Donald Trump may think that Jay Powell is the worst appointment he’s made as president, but as on so many other points, he is wrong. Don’t believe a pinko cuck like myself? Well, just ask Carl Icahn.

Don’t get Uncle Carl wrong: He admires much of the other Jay’s (Clayton) oeuvre as chairman of the Securities and Exchange Commission. He loves how little regulating he’s done as the country’s top securities regulator, and how much that laziness has rubbed off on the rest of the SEC. Sure, that penchant for inaction has meant that the SEC hasn’t participated as much as Carl might have liked in the regulatory bonfire he lit back in the early days of the Trump administration, but nobody’s perfect. (Even he, for instance, cannot beat his son at chess.)

Still, Carl Icahn didn’t insert himself into the president’s ear to have people make things harder for him. Shareholder activism is hard enough, if you ask him. And Jay Clayton for some reason seems dead-set on making activism much harder for Icahn and his ilk, by making it way easier for the kind of idiots running America’s companies into the group to waste further shareholder capital to sue proxy advisers who have the gall to occasionally agree with, say, Carl Icahn. Since he can’t (yet) buy a significant stake in a federal agency and send angry letters agitating for change to its leaders, Icahn’s going to settle for writing a letter to the editor (and possibly making a quick phone call to Washington after "Fox and Friends").
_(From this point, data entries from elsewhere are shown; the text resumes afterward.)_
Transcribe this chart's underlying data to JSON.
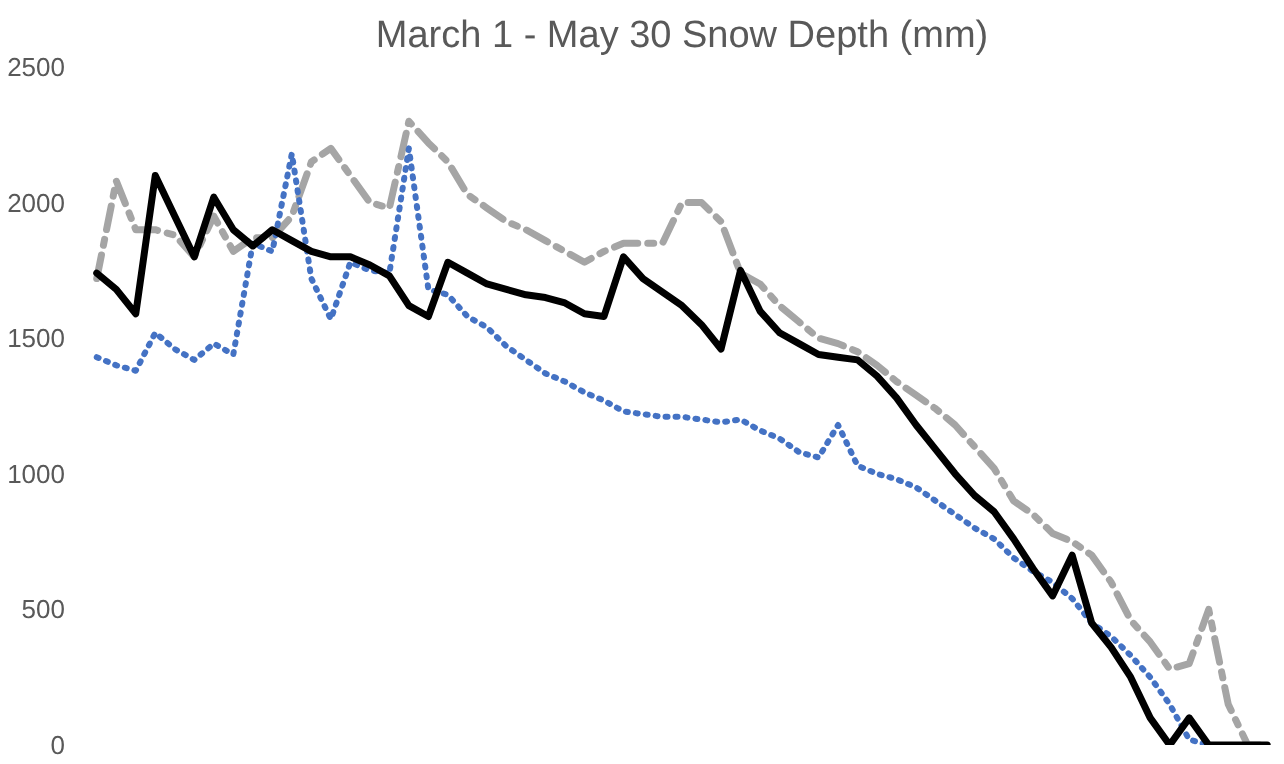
{
  "chart_data": {
    "type": "line",
    "title": "March 1 - May 30 Snow Depth (mm)",
    "categories": [
      null,
      null,
      null,
      null,
      null,
      null,
      null,
      null,
      null,
      null,
      null,
      null,
      null,
      null,
      null,
      null,
      null,
      null,
      null,
      null,
      null,
      null,
      null,
      null,
      null,
      null,
      null,
      null,
      null,
      null,
      null,
      null,
      null,
      null,
      null,
      null,
      null,
      null,
      null,
      null,
      null,
      null,
      null,
      null,
      null,
      null,
      null,
      null,
      null,
      null,
      null,
      null,
      null,
      null,
      null,
      null,
      null,
      null,
      null,
      null,
      null
    ],
    "series": [
      {
        "color": "#a5a5a5",
        "line_style": "dashed",
        "values": [
          1720,
          2080,
          1900,
          1900,
          1880,
          1800,
          1950,
          1820,
          1870,
          1870,
          1950,
          2150,
          2200,
          2100,
          2000,
          1980,
          2300,
          2220,
          2150,
          2030,
          1980,
          1930,
          1900,
          1860,
          1820,
          1780,
          1820,
          1850,
          1850,
          1850,
          2000,
          2000,
          1930,
          1740,
          1700,
          1620,
          1560,
          1500,
          1480,
          1450,
          1400,
          1340,
          1290,
          1240,
          1180,
          1100,
          1020,
          900,
          850,
          780,
          750,
          700,
          600,
          460,
          380,
          280,
          300,
          500,
          150,
          0,
          0
        ]
      },
      {
        "color": "#4472c4",
        "line_style": "dotted",
        "values": [
          1430,
          1400,
          1380,
          1520,
          1460,
          1420,
          1480,
          1440,
          1850,
          1820,
          2180,
          1720,
          1570,
          1780,
          1750,
          1740,
          2200,
          1680,
          1660,
          1580,
          1540,
          1470,
          1420,
          1370,
          1340,
          1300,
          1270,
          1230,
          1220,
          1210,
          1210,
          1200,
          1190,
          1200,
          1160,
          1130,
          1080,
          1060,
          1180,
          1030,
          1000,
          980,
          950,
          900,
          850,
          800,
          760,
          690,
          640,
          600,
          540,
          450,
          400,
          330,
          250,
          150,
          20,
          0,
          0,
          null,
          null
        ]
      },
      {
        "color": "#000000",
        "line_style": "solid",
        "values": [
          1740,
          1680,
          1590,
          2100,
          1950,
          1800,
          2020,
          1900,
          1840,
          1900,
          1860,
          1820,
          1800,
          1800,
          1770,
          1730,
          1620,
          1580,
          1780,
          1740,
          1700,
          1680,
          1660,
          1650,
          1630,
          1590,
          1580,
          1800,
          1720,
          1670,
          1620,
          1550,
          1460,
          1750,
          1600,
          1520,
          1480,
          1440,
          1430,
          1420,
          1360,
          1280,
          1180,
          1090,
          1000,
          920,
          860,
          760,
          650,
          550,
          700,
          450,
          360,
          250,
          100,
          0,
          100,
          0,
          0,
          0,
          0
        ]
      }
    ],
    "ylim": [
      0,
      2500
    ],
    "yticks": [
      0,
      500,
      1000,
      1500,
      2000,
      2500
    ],
    "grid": false,
    "marker": "none"
  }
}
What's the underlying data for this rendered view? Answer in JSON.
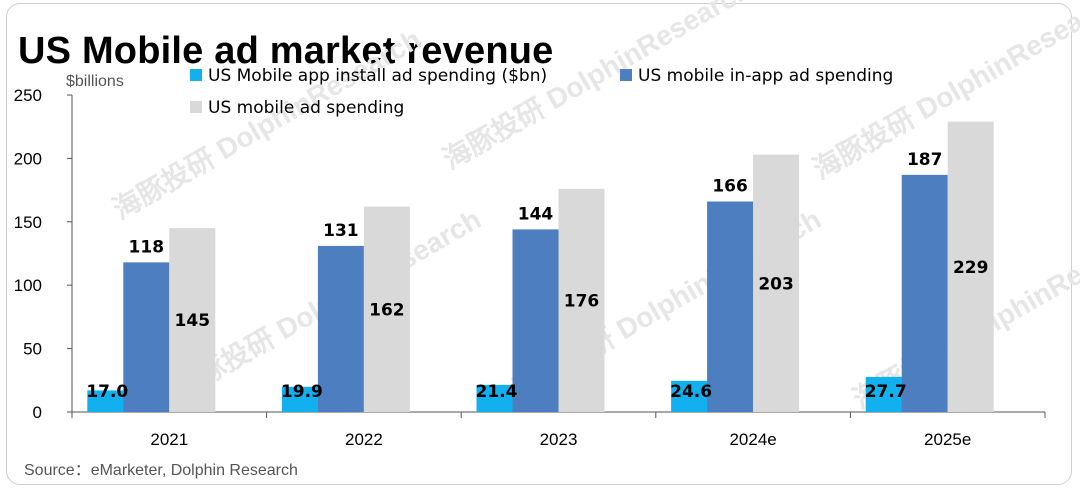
{
  "page": {
    "title": "US Mobile ad market revenue",
    "unit_label": "$billions",
    "source": "Source：eMarketer, Dolphin Research",
    "watermark": "海豚投研 DolphinResearch"
  },
  "colors": {
    "install": "#12B0EF",
    "inapp": "#4D7EBF",
    "total": "#D9D9D9",
    "axis": "#555555"
  },
  "chart_data": {
    "type": "bar",
    "title": "US Mobile ad market revenue",
    "ylabel": "$billions",
    "xlabel": "",
    "categories": [
      "2021",
      "2022",
      "2023",
      "2024e",
      "2025e"
    ],
    "ylim": [
      0,
      250
    ],
    "yticks": [
      0,
      50,
      100,
      150,
      200,
      250
    ],
    "grid": false,
    "legend_position": "top",
    "series": [
      {
        "name": "US Mobile app install ad spending ($bn)",
        "key": "install",
        "values": [
          17.0,
          19.9,
          21.4,
          24.6,
          27.7
        ],
        "labels": [
          "17.0",
          "19.9",
          "21.4",
          "24.6",
          "27.7"
        ]
      },
      {
        "name": "US mobile in-app ad spending",
        "key": "inapp",
        "values": [
          118,
          131,
          144,
          166,
          187
        ],
        "labels": [
          "118",
          "131",
          "144",
          "166",
          "187"
        ]
      },
      {
        "name": "US mobile ad spending",
        "key": "total",
        "values": [
          145,
          162,
          176,
          203,
          229
        ],
        "labels": [
          "145",
          "162",
          "176",
          "203",
          "229"
        ]
      }
    ]
  }
}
A new proposal by the Securities and Exchange Commission is now poised to make it even more difficult and expensive to practice activist investing…. Now any public company can claim any omission or fact in a proxy advisory report is “false” or “misleading,” a much lower litigation standard. This is akin to newspapers facing liability for publishing articles critical of an incumbent politician. Even worse, on Nov. 5 the SEC proposed a new rule that would require proxy advisory firms to give a preview of their reports to the very companies that are the subjects of those reports—this before investors can read the advice they purchased. This odd arrangement would allow corporations to interfere with advisers’ research—a recipe for disaster./For the first time in modern history the SEC is making it harder to be a shareholder. That would be an unfortunate legacy in an administration that has prioritized reducing burdensome regulations.